Hello,
On est lundi, départ pour l'Australie. L'Australie, qui n'a toujours pas ratifié le protocole de Kyoto, imagine des moyens pour réduire sa production de méthane. Pour lutter contre ce puissant gaz à effet de serre, les moutons se révèlent de précieux collaborateurs..
Cent soixante cinq millions de pollueurs.
Cette histoire commence donc en Australie, où pour lutter contre l’effet de serre, on interroge les moutons. Ou plutôt leur estomac. En effet les moutons australiens, soit une population de 120 millions d’individus , sont accusés de produire du méthane quand ils émettent des rots ou des pets. Egalement sur le banc des accusés, les voisins néo –zélandais, une population de 45 millions de moutons. Les vaches et les chèvres s’ajoutent à ces 165 millions de pollueurs. Au total, l’ensemble des ruminants de la planète, les moutons, les vaches, et les chèvres, produiraient environ 18% des émissions annuelles anthropiques de méthane. Le méthane représente 18% des gaz à effets de serre. (LEAD, FAO, 1999)

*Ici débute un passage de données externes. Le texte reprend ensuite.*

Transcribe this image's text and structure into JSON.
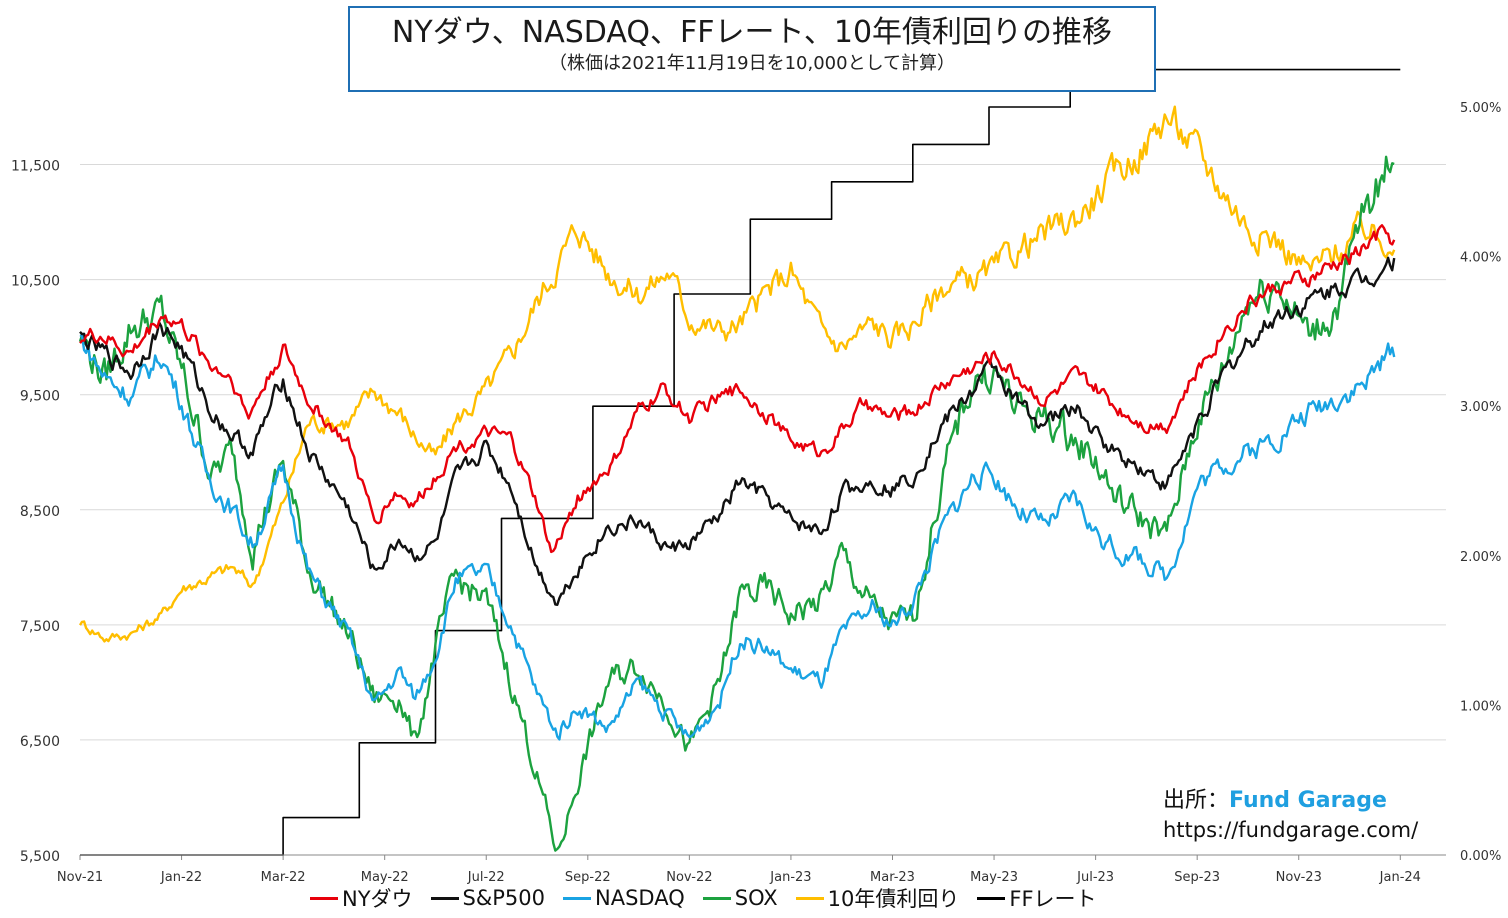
{
  "header": {
    "title": "NYダウ、NASDAQ、FFレート、10年債利回りの推移",
    "subtitle": "（株価は2021年11月19日を10,000として計算）"
  },
  "source": {
    "label": "出所：",
    "brand": "Fund Garage",
    "url": "https://fundgarage.com/"
  },
  "chart_data": {
    "type": "line",
    "x_labels": [
      "Nov-21",
      "Jan-22",
      "Mar-22",
      "May-22",
      "Jul-22",
      "Sep-22",
      "Nov-22",
      "Jan-23",
      "Mar-23",
      "May-23",
      "Jul-23",
      "Sep-23",
      "Nov-23",
      "Jan-24"
    ],
    "x_range": [
      0,
      26.9
    ],
    "y_left": {
      "range": [
        5500,
        12000
      ],
      "ticks": [
        5500,
        6500,
        7500,
        8500,
        9500,
        10500,
        11500
      ],
      "tick_labels": [
        "5,500",
        "6,500",
        "7,500",
        "8,500",
        "9,500",
        "10,500",
        "11,500"
      ]
    },
    "y_right": {
      "range": [
        0,
        5.0
      ],
      "ticks": [
        0,
        1,
        2,
        3,
        4,
        5
      ],
      "tick_labels": [
        "0.00%",
        "1.00%",
        "2.00%",
        "3.00%",
        "4.00%",
        "5.00%"
      ]
    },
    "grid": true,
    "legend_position": "bottom",
    "series": [
      {
        "name": "NYダウ",
        "axis": "left",
        "color": "#e8000b",
        "volatility": 0.006,
        "points": [
          [
            0,
            10000
          ],
          [
            0.4,
            10020
          ],
          [
            1,
            9850
          ],
          [
            1.6,
            10200
          ],
          [
            2,
            10100
          ],
          [
            2.6,
            9750
          ],
          [
            3,
            9650
          ],
          [
            3.3,
            9300
          ],
          [
            4,
            9900
          ],
          [
            4.5,
            9450
          ],
          [
            5.3,
            9050
          ],
          [
            5.8,
            8400
          ],
          [
            6.2,
            8650
          ],
          [
            6.6,
            8550
          ],
          [
            7,
            8800
          ],
          [
            7.4,
            9050
          ],
          [
            8,
            9150
          ],
          [
            8.5,
            9100
          ],
          [
            9,
            8550
          ],
          [
            9.3,
            8100
          ],
          [
            9.8,
            8600
          ],
          [
            10.5,
            8900
          ],
          [
            11,
            9350
          ],
          [
            11.5,
            9550
          ],
          [
            12,
            9300
          ],
          [
            12.5,
            9450
          ],
          [
            13,
            9550
          ],
          [
            13.5,
            9350
          ],
          [
            14,
            9100
          ],
          [
            14.6,
            9000
          ],
          [
            15,
            9200
          ],
          [
            15.4,
            9400
          ],
          [
            16,
            9300
          ],
          [
            16.4,
            9350
          ],
          [
            17,
            9600
          ],
          [
            17.6,
            9750
          ],
          [
            18,
            9850
          ],
          [
            18.5,
            9650
          ],
          [
            19,
            9450
          ],
          [
            19.6,
            9650
          ],
          [
            20,
            9550
          ],
          [
            20.4,
            9400
          ],
          [
            21,
            9250
          ],
          [
            21.4,
            9250
          ],
          [
            22,
            9700
          ],
          [
            22.5,
            10050
          ],
          [
            23,
            10300
          ],
          [
            23.6,
            10450
          ],
          [
            24.2,
            10500
          ],
          [
            24.8,
            10650
          ],
          [
            25.2,
            10750
          ],
          [
            25.6,
            10900
          ],
          [
            25.9,
            10850
          ]
        ]
      },
      {
        "name": "S&P500",
        "axis": "left",
        "color": "#111111",
        "volatility": 0.007,
        "points": [
          [
            0,
            10000
          ],
          [
            0.5,
            9850
          ],
          [
            1,
            9700
          ],
          [
            1.6,
            10100
          ],
          [
            2,
            9900
          ],
          [
            2.6,
            9350
          ],
          [
            3,
            9150
          ],
          [
            3.4,
            9000
          ],
          [
            4,
            9650
          ],
          [
            4.5,
            9000
          ],
          [
            5.3,
            8500
          ],
          [
            5.8,
            7950
          ],
          [
            6.3,
            8250
          ],
          [
            6.6,
            8100
          ],
          [
            7,
            8200
          ],
          [
            7.4,
            8750
          ],
          [
            8,
            9050
          ],
          [
            8.5,
            8700
          ],
          [
            9,
            8000
          ],
          [
            9.4,
            7700
          ],
          [
            9.8,
            8000
          ],
          [
            10.4,
            8350
          ],
          [
            11,
            8400
          ],
          [
            11.6,
            8150
          ],
          [
            12,
            8200
          ],
          [
            12.6,
            8450
          ],
          [
            13,
            8750
          ],
          [
            13.5,
            8600
          ],
          [
            14,
            8400
          ],
          [
            14.6,
            8300
          ],
          [
            15,
            8650
          ],
          [
            15.6,
            8750
          ],
          [
            16,
            8700
          ],
          [
            16.4,
            8800
          ],
          [
            17,
            9250
          ],
          [
            17.6,
            9550
          ],
          [
            18,
            9750
          ],
          [
            18.5,
            9400
          ],
          [
            19,
            9250
          ],
          [
            19.6,
            9400
          ],
          [
            20,
            9150
          ],
          [
            20.4,
            9000
          ],
          [
            21,
            8850
          ],
          [
            21.4,
            8700
          ],
          [
            22,
            9250
          ],
          [
            22.5,
            9650
          ],
          [
            23,
            9950
          ],
          [
            23.6,
            10200
          ],
          [
            24.2,
            10300
          ],
          [
            24.8,
            10450
          ],
          [
            25.3,
            10500
          ],
          [
            25.6,
            10600
          ],
          [
            25.9,
            10700
          ]
        ]
      },
      {
        "name": "NASDAQ",
        "axis": "left",
        "color": "#19a3e3",
        "volatility": 0.009,
        "points": [
          [
            0,
            10000
          ],
          [
            0.5,
            9650
          ],
          [
            1,
            9500
          ],
          [
            1.6,
            9850
          ],
          [
            2,
            9450
          ],
          [
            2.5,
            8800
          ],
          [
            3,
            8500
          ],
          [
            3.4,
            8200
          ],
          [
            4,
            8850
          ],
          [
            4.5,
            7950
          ],
          [
            5.3,
            7400
          ],
          [
            5.8,
            6800
          ],
          [
            6.3,
            7100
          ],
          [
            6.6,
            6850
          ],
          [
            7,
            7250
          ],
          [
            7.4,
            7900
          ],
          [
            8,
            7950
          ],
          [
            8.5,
            7500
          ],
          [
            9,
            6900
          ],
          [
            9.4,
            6550
          ],
          [
            9.8,
            6800
          ],
          [
            10.4,
            6600
          ],
          [
            11,
            7000
          ],
          [
            11.6,
            6700
          ],
          [
            12,
            6500
          ],
          [
            12.6,
            6850
          ],
          [
            13,
            7400
          ],
          [
            13.5,
            7300
          ],
          [
            14,
            7100
          ],
          [
            14.6,
            7000
          ],
          [
            15,
            7400
          ],
          [
            15.6,
            7650
          ],
          [
            16,
            7500
          ],
          [
            16.4,
            7700
          ],
          [
            17,
            8350
          ],
          [
            17.6,
            8800
          ],
          [
            18,
            8800
          ],
          [
            18.5,
            8500
          ],
          [
            19,
            8350
          ],
          [
            19.6,
            8600
          ],
          [
            20,
            8300
          ],
          [
            20.4,
            8150
          ],
          [
            21,
            8050
          ],
          [
            21.4,
            7900
          ],
          [
            22,
            8700
          ],
          [
            22.5,
            8900
          ],
          [
            23,
            9000
          ],
          [
            23.6,
            9150
          ],
          [
            24.2,
            9350
          ],
          [
            24.8,
            9500
          ],
          [
            25.3,
            9600
          ],
          [
            25.6,
            9750
          ],
          [
            25.9,
            9900
          ]
        ]
      },
      {
        "name": "SOX",
        "axis": "left",
        "color": "#1ca23f",
        "volatility": 0.014,
        "points": [
          [
            0,
            10000
          ],
          [
            0.5,
            9650
          ],
          [
            1,
            10100
          ],
          [
            1.6,
            10200
          ],
          [
            2,
            9700
          ],
          [
            2.6,
            8800
          ],
          [
            3,
            9000
          ],
          [
            3.4,
            8200
          ],
          [
            4,
            8900
          ],
          [
            4.5,
            8000
          ],
          [
            5.3,
            7400
          ],
          [
            5.8,
            6850
          ],
          [
            6.3,
            6900
          ],
          [
            6.6,
            6450
          ],
          [
            7,
            7300
          ],
          [
            7.4,
            7900
          ],
          [
            8,
            7700
          ],
          [
            8.5,
            7000
          ],
          [
            9,
            6200
          ],
          [
            9.4,
            5500
          ],
          [
            9.8,
            6150
          ],
          [
            10.4,
            7000
          ],
          [
            11,
            7150
          ],
          [
            11.6,
            6800
          ],
          [
            12,
            6400
          ],
          [
            12.6,
            7000
          ],
          [
            13,
            7750
          ],
          [
            13.5,
            7800
          ],
          [
            14,
            7600
          ],
          [
            14.6,
            7700
          ],
          [
            15,
            8100
          ],
          [
            15.6,
            7650
          ],
          [
            16,
            7500
          ],
          [
            16.4,
            7550
          ],
          [
            17,
            8800
          ],
          [
            17.6,
            9650
          ],
          [
            18,
            9700
          ],
          [
            18.5,
            9350
          ],
          [
            19,
            9300
          ],
          [
            19.6,
            9100
          ],
          [
            20,
            8950
          ],
          [
            20.4,
            8600
          ],
          [
            21,
            8400
          ],
          [
            21.4,
            8250
          ],
          [
            22,
            9300
          ],
          [
            22.5,
            9700
          ],
          [
            23,
            10350
          ],
          [
            23.6,
            10500
          ],
          [
            24.2,
            10000
          ],
          [
            24.8,
            10300
          ],
          [
            25.3,
            11100
          ],
          [
            25.6,
            11300
          ],
          [
            25.9,
            11700
          ]
        ]
      },
      {
        "name": "10年債利回り",
        "axis": "right",
        "color": "#ffbe00",
        "volatility": 0.02,
        "points": [
          [
            0,
            1.56
          ],
          [
            0.5,
            1.45
          ],
          [
            1,
            1.48
          ],
          [
            1.6,
            1.6
          ],
          [
            2,
            1.78
          ],
          [
            2.5,
            1.85
          ],
          [
            3,
            1.92
          ],
          [
            3.4,
            1.8
          ],
          [
            4,
            2.35
          ],
          [
            4.5,
            2.9
          ],
          [
            5.3,
            2.9
          ],
          [
            5.8,
            3.1
          ],
          [
            6.3,
            2.95
          ],
          [
            6.6,
            2.8
          ],
          [
            7,
            2.65
          ],
          [
            7.4,
            2.9
          ],
          [
            8,
            3.1
          ],
          [
            8.5,
            3.35
          ],
          [
            9,
            3.7
          ],
          [
            9.4,
            3.95
          ],
          [
            9.8,
            4.2
          ],
          [
            10.4,
            3.9
          ],
          [
            11,
            3.75
          ],
          [
            11.6,
            3.9
          ],
          [
            12,
            3.6
          ],
          [
            12.6,
            3.5
          ],
          [
            13,
            3.55
          ],
          [
            13.5,
            3.75
          ],
          [
            14,
            3.9
          ],
          [
            14.6,
            3.5
          ],
          [
            15,
            3.4
          ],
          [
            15.6,
            3.55
          ],
          [
            16,
            3.45
          ],
          [
            16.4,
            3.55
          ],
          [
            17,
            3.8
          ],
          [
            17.6,
            3.85
          ],
          [
            18,
            3.9
          ],
          [
            18.5,
            4.05
          ],
          [
            19,
            4.15
          ],
          [
            19.6,
            4.25
          ],
          [
            20,
            4.4
          ],
          [
            20.4,
            4.55
          ],
          [
            21,
            4.75
          ],
          [
            21.4,
            4.95
          ],
          [
            22,
            4.7
          ],
          [
            22.5,
            4.45
          ],
          [
            23,
            4.2
          ],
          [
            23.6,
            4.1
          ],
          [
            24.2,
            3.9
          ],
          [
            24.8,
            4.05
          ],
          [
            25.3,
            4.2
          ],
          [
            25.6,
            4.1
          ],
          [
            25.9,
            4.15
          ]
        ]
      },
      {
        "name": "FFレート",
        "axis": "right",
        "color": "#000000",
        "step": true,
        "points": [
          [
            0,
            0.0
          ],
          [
            4.0,
            0.0
          ],
          [
            4.0,
            0.25
          ],
          [
            5.5,
            0.25
          ],
          [
            5.5,
            0.75
          ],
          [
            7.0,
            0.75
          ],
          [
            7.0,
            1.5
          ],
          [
            8.3,
            1.5
          ],
          [
            8.3,
            2.25
          ],
          [
            10.1,
            2.25
          ],
          [
            10.1,
            3.0
          ],
          [
            11.7,
            3.0
          ],
          [
            11.7,
            3.75
          ],
          [
            13.2,
            3.75
          ],
          [
            13.2,
            4.25
          ],
          [
            14.8,
            4.25
          ],
          [
            14.8,
            4.5
          ],
          [
            16.4,
            4.5
          ],
          [
            16.4,
            4.75
          ],
          [
            17.9,
            4.75
          ],
          [
            17.9,
            5.0
          ],
          [
            19.5,
            5.0
          ],
          [
            19.5,
            5.25
          ],
          [
            26.0,
            5.25
          ]
        ]
      }
    ]
  }
}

Un méthane d’origine animale en hausse.
Le méthane , qui s’écrit CH4 en formule scientifique, est un gaz à effet de serre 20 fois plus puissant que son concurrent, le dioxyde de carbone, ou CO2. Plus des deux tiers du méthane, d'origine biologique, est principalement produit par les ruminants, les rizières, ou les marais. Depuis le début de l’ère industrielle, sa concentration atmosphérique aurait triplé. Après une baisse des émissions de méthane liées aux activités humaines dans les années 1990, on note une nouvelle hausse depuis 1999. La croissance industrielle asiatique aurait notamment contribué à faire remonter la courbe. (in Le Monde, 29 septembre 2006) La production de méthane d'origne animale serait également en hausse. La multiplication des troupeaux et l’augmentation de la taille des animaux expliqueraient encore cette évolution. (LEAD, FAO, 1999) Cette évolution du méthane dans l'atmosphère est nuancée aileurs.
Des bactéries responsables.
La production animale de méthane, liée à la décomposition des fumiers et des déchets de l’industrie animale, résulte surtout du processus digestif des ruminants. Le méthane n’est pas directement produit par l’animal, mais par les bactéries qui habitent dans son estomac. Au cours du travail de fermentation, certaines d’entre elles transforment l’hydrogène en méthane. Si l’homme, ou d’autres animaux, émettent du méthane, les ruminants sont particulièrement productifs. La vache laitière, qui produit 114 kg de méthane par an, pour 7 kilos annuels par mouton, est largement en tête de ce palmarès. Justement, revenons à nos moutons australiens.
Des moutons en boite.
A Perth, en Australie, une équipe de chercheurs planche depuis une dizaine d’années sur le pet et le rot du mouton. Et pour mieux cerner le sujet, elle a mis des moutons dans des boites hermétiques pour récolter leurs pets et leurs rots, et interroger les bactéries responsables. Ces chercheurs, qui ont réussi à étudier certaines bactéries, viennent de mettre au point un vaccin permettant de réduire de 8% la production de méthane chez les ovins. Ce vaccin , qui détruit une partie des bactéries responsables, a encore l’avantage de faire prendre du poids au mouton, et d’épaissir leur manteau de laine. Les éleveurs ne devraient pas s’en plaindre. (Florence Décamp, Libération, 23, 24 septembre 2006) L’équipe australienne souhaite étudier les vaches, beaucoup plus généreuses en production de méthane. Mais leurs cornes demandent à revoir l’architecture des boites. (The Economist, Courrier International, 1er juillet 2004)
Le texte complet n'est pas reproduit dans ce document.